— Прямо как президент, — вспоминаю я.
— Вероятно, так он о себе и думает, — усмехается Эрни. — Будьте осторожны, не хотелось бы, чтобы один из этих преступников изуродовал ваше прекрасное лицо.
В моей груди поднимается смех, готовый вырваться наружу и разрушить мою маску невозмутимости. Однако я сдерживаю его и машу рукой Эрни, а он с недоумением смотрит на меня, когда я заезжаю на парковку.

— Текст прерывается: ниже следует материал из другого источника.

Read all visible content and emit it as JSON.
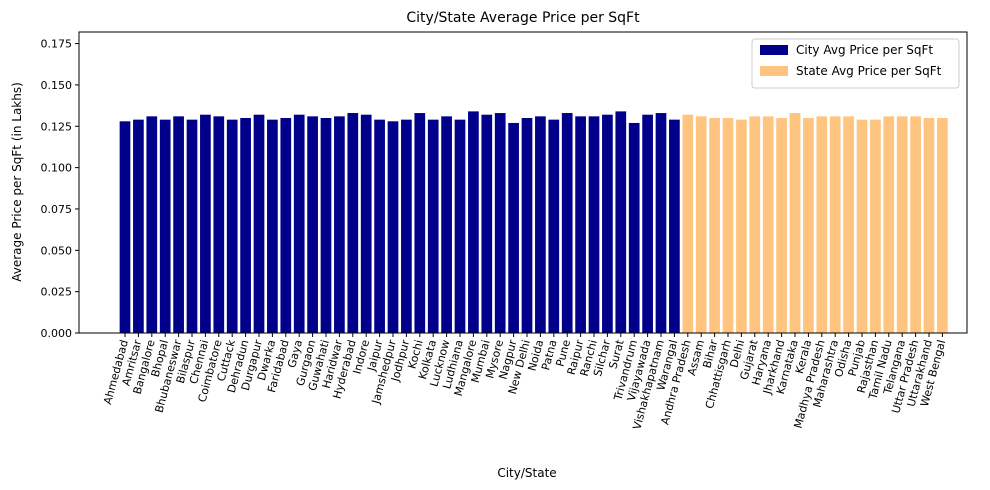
{
  "chart_data": {
    "type": "bar",
    "title": "City/State Average Price per SqFt",
    "xlabel": "City/State",
    "ylabel": "Average Price per SqFt (in Lakhs)",
    "ylim": [
      0,
      0.182
    ],
    "yticks": [
      "0.000",
      "0.025",
      "0.050",
      "0.075",
      "0.100",
      "0.125",
      "0.150",
      "0.175"
    ],
    "grid": false,
    "legend_position": "top-right",
    "series": [
      {
        "name": "City Avg Price per SqFt",
        "color": "#00008b",
        "categories": [
          "Ahmedabad",
          "Amritsar",
          "Bangalore",
          "Bhopal",
          "Bhubaneswar",
          "Bilaspur",
          "Chennai",
          "Coimbatore",
          "Cuttack",
          "Dehradun",
          "Durgapur",
          "Dwarka",
          "Faridabad",
          "Gaya",
          "Gurgaon",
          "Guwahati",
          "Haridwar",
          "Hyderabad",
          "Indore",
          "Jaipur",
          "Jamshedpur",
          "Jodhpur",
          "Kochi",
          "Kolkata",
          "Lucknow",
          "Ludhiana",
          "Mangalore",
          "Mumbai",
          "Mysore",
          "Nagpur",
          "New Delhi",
          "Noida",
          "Patna",
          "Pune",
          "Raipur",
          "Ranchi",
          "Silchar",
          "Surat",
          "Trivandrum",
          "Vijayawada",
          "Vishakhapatnam",
          "Warangal"
        ],
        "values": [
          0.128,
          0.129,
          0.131,
          0.129,
          0.131,
          0.129,
          0.132,
          0.131,
          0.129,
          0.13,
          0.132,
          0.129,
          0.13,
          0.132,
          0.131,
          0.13,
          0.131,
          0.133,
          0.132,
          0.129,
          0.128,
          0.129,
          0.133,
          0.129,
          0.131,
          0.129,
          0.134,
          0.132,
          0.133,
          0.127,
          0.13,
          0.131,
          0.129,
          0.133,
          0.131,
          0.131,
          0.132,
          0.134,
          0.127,
          0.132,
          0.133,
          0.129
        ]
      },
      {
        "name": "State Avg Price per SqFt",
        "color": "#ffc580",
        "categories": [
          "Andhra Pradesh",
          "Assam",
          "Bihar",
          "Chhattisgarh",
          "Delhi",
          "Gujarat",
          "Haryana",
          "Jharkhand",
          "Karnataka",
          "Kerala",
          "Madhya Pradesh",
          "Maharashtra",
          "Odisha",
          "Punjab",
          "Rajasthan",
          "Tamil Nadu",
          "Telangana",
          "Uttar Pradesh",
          "Uttarakhand",
          "West Bengal"
        ],
        "values": [
          0.132,
          0.131,
          0.13,
          0.13,
          0.129,
          0.131,
          0.131,
          0.13,
          0.133,
          0.13,
          0.131,
          0.131,
          0.131,
          0.129,
          0.129,
          0.131,
          0.131,
          0.131,
          0.13,
          0.13
        ]
      }
    ]
  }
}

Пробежка от автомобиля до входа в здание кажется бесконечной. К тому моменту, когда я оказываюсь внутри, мои колени начинают болеть, а кончики пальцев и нос покалывать. Я вхожу в холодный офис, мечтая о теплых песчаных пляжах, кокосах и толпе, в которой можно затеряться. Но сколько бы я об этом ни думала, в глубине души мне ясно, что эти тюремные стены — моя реальность.
Я захожу через главный вход для персонала, снимаю обувь и протягиваю ее вместе с пакетом, в котором лежит ланч, стоящему у металлодетектора офицеру. Он кивает мне и, пожелав доброго утра, замолкает. Обувшись, я направляюсь в диспетчерскую, чтобы забрать ключи от медицинского кабинета, но сотрудник медлит, прежде чем отдать их мне. Я понимаю, что в таких ситуациях лучше всего просто подождать, пока другая сторона сделает первый шаг. Поэтому внимательно смотрю на мужчину средних лет с небольшим животом. Он начинает разговор первым:
— Сегодня утром к вам поступил пациент.
— Правда? — спрашиваю я без особого энтузиазма, хотя меня распирает любопытство.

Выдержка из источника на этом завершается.